Friday, December 11, 2015

It's Only Funny When It Happens To Trump

Chris Cillizza in the Washington Post reprinted an absolutely epic trolling letter sent to Donald Trump in response to a cease-and-desist letter the Trump campaign sent to their client.
Late last week, Donald Trump attorney Alan Garten sent a cease and desist letter to a wealthy Florida businessman named Mike Fernandez. Fernandez had paid for an ad in the Miami Herald that described Trump as a " narcistic BULLYionaire." Garten threatened legal action against Fernandez -- a letter he also sent to James Robinson, the treasurer of Jeb Bush's Right to Rise leadership PAC. On Wednesday, Charlie Spies, the D.C. based counsel to Right to Rise, sent an absolutely amazing response letter to Garten. It, in all its glory, is below.
It's an exceptional, fantastic response, which you really should read in its entirety, including gems such as "Should your client actually be elected Commander-in-Chief, will you be the one writing the cease and desist letters to Vladimir Putin, or will that be handled by outside counsel?" and "Although your client may think he is above the law and be accustomed to using lawsuits to bail out his failed business deals". But the part I really wanted to focus on was this passage (emboldening mine, as usual):
In addition, although RTR has no plans to produce any advertisements against your client, we are intrigued (but not surprised) by your continued efforts to silence critics of your client's campaign by employing litigious threats and bullying. Should your client actually be elected Commander-in-Chief, will you be the one writing the cease and desist letters to Vladimir Putin, or will that be handled by outside counsel? As a candidate for President, your client is a public figure and his campaign should, and will, be fact-checked. The ability to criticize a candidate's record, policies and matters of public importance lies at the heart of the First Amendment, as courts have repeatedly recognized. If you have the time between bankruptcy filings and editing reality show contracts, we urge you to flip through the Supreme Court's decision in New York Times v. Sullivan. If your client is so thin-skinned that he cannot handle his critics' presentation of his own public statements, policies and record to the voting public, and if such communications hurts his feelings, he is welcome to purchase airtime to defend his record. After all, a wall can be built around many things, but not around the First Amendment.
Trump, you see, is not the only candidate to have problems with the First Amendment.

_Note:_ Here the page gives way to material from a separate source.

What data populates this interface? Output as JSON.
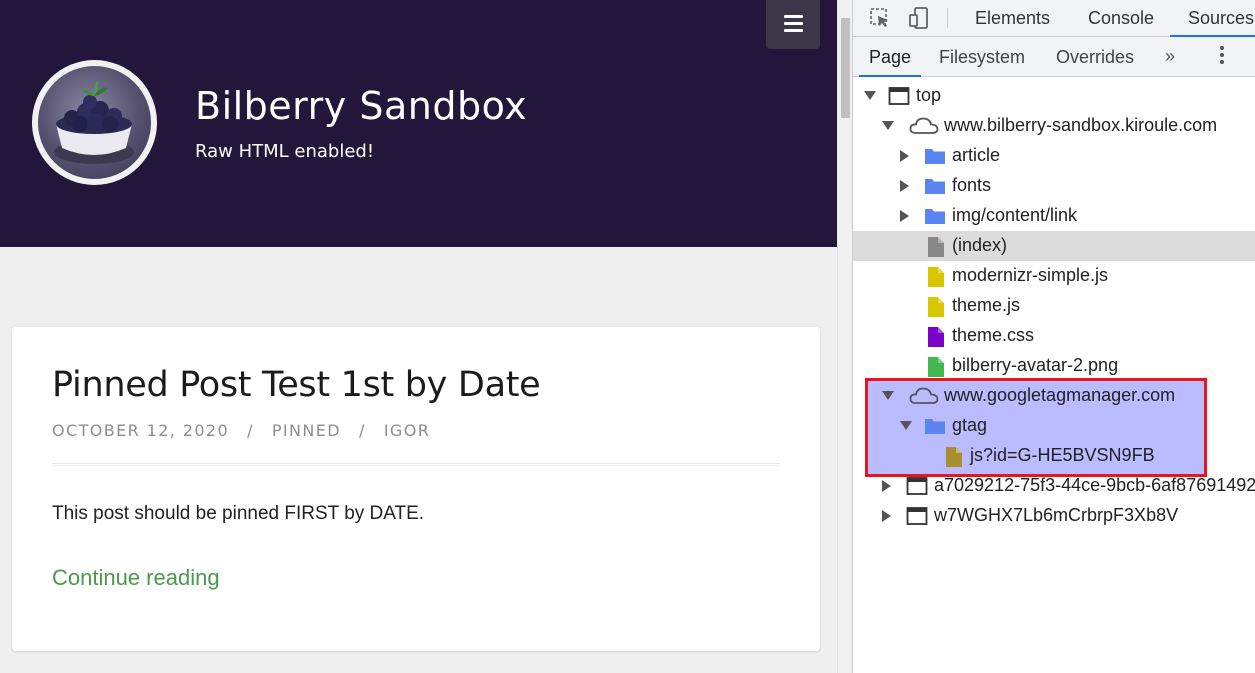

Hillary Clinton has this thing about the Citizens United decision that completely tracks the Donald's problem — yet we hear not one word about it, because "corporations aren't people" or whatever fatuous excuse the left has for censorship this week. (In fact, she intends to make it a litmus test for future Supreme Court nominees, which would mean New York Times v. Sullivan was wrongly decided.) It's no surprise that Clinton's friends at the New York Times and its old-school print brethren have been so opposed to Citizens United; they got their carve-out that made them immune to McCain-Feingold, thus enabling a form of press cartel. It's exactly the sort of thing that will help keep a major party candidate on-message, limiting the number of outlets that can publish anything during an election cycle.

Trump is a dangerous fascist — and so is Hillary.